I've often heard the expression "it's a cake walk" to describe especially easy tasks. Having never experienced an actual cake walk until last week at my daughter's school (see prior post titled: "That Bitch Elsa from 'Frozen' Can Kiss My Ass"), I had no idea how inapt this expression really was. Its accuracy is on the order of "sleeping like a baby," an idiom used to describe sound sleep that was obviously coined by a person who never had to shove their titties into a baby's mouth at three in the morning. I mean, I understand the origins of the "cake walk" idiom: everyone walks around in a circle until the music stops. Everyone gets a cupcake and there are no losers, only winners. Except there are losers. The losers are the extremely cranky adults who try to maintain order among 100 elementary school kids clamoring and clawing for cupcakes as if it's the first time any of them have been fed in over a month. As usual, a seemingly minor silent observation led to a major mental detour, and I was reminded of the many other expressions that fail to withstand close scrutiny.

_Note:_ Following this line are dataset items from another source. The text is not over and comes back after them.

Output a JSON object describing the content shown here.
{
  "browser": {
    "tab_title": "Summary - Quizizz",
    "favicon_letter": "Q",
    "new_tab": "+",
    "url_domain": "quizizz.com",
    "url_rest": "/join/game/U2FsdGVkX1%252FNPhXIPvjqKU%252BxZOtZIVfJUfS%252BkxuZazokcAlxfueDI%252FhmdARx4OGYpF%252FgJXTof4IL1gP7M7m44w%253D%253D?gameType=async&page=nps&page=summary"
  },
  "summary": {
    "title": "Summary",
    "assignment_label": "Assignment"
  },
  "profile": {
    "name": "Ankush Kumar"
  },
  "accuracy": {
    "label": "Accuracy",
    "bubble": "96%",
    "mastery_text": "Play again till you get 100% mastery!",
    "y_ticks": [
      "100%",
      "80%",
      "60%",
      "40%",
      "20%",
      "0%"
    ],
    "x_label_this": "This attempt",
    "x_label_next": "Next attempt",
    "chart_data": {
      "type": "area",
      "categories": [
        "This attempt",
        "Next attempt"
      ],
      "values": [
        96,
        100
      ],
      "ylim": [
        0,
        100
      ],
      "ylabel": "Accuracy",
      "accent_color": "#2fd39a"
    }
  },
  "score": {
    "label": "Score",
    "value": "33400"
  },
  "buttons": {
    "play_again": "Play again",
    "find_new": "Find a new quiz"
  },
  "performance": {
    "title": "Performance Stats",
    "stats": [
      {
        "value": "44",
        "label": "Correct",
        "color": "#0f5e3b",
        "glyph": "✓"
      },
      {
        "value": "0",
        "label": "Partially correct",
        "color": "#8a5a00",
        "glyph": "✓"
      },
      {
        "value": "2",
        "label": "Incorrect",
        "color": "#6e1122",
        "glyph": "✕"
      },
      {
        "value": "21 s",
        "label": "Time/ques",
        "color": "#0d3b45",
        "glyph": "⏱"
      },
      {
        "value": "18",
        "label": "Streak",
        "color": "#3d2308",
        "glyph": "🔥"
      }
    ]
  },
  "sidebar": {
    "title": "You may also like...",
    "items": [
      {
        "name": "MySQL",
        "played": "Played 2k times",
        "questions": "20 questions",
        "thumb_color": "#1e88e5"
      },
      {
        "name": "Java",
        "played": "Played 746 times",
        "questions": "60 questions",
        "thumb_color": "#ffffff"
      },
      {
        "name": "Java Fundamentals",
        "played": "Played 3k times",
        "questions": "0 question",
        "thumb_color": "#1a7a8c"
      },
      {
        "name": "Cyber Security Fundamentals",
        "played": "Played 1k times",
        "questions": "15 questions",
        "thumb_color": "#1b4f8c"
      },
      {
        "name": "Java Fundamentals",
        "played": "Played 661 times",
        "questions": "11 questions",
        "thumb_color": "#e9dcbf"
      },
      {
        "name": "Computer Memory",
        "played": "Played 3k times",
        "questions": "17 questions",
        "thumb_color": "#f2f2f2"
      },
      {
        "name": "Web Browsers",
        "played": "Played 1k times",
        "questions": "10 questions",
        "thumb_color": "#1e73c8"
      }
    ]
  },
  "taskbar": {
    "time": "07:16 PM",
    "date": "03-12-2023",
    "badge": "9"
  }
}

Not idioms so much, but more just "words of warning" that someone is poised to do the exact opposite of what they claim to be doing. For example:
1. Anytime someone says, "here's a piece of friendly advice . . . " you know you're about to receive some decidedly unfriendly advice.
2. If a person claims, "you know I never complain, but . . . " you can be sure this is a person who complains all the fucking time to literally anyone who will listen.
3. If news is being delivered "with all due respect," rest assured that absolutely zero respect is due to be forthcoming.
4. When a know-it-all's lengthy monologue ends with the rhetorical question, "but what do I know?" the real answer is, "apparently everything!"
5. When you're offered someone's "humble" opinion, you can count on the fact that their opinion is anything but.
6. And the ultimate: when someone says, "no offense, but . . ." you are guaranteed to be deeply offended, even before the rest of the sentence is uttered.
And that's my humble opinion about idioms and expressions. But then again . . . what do I know?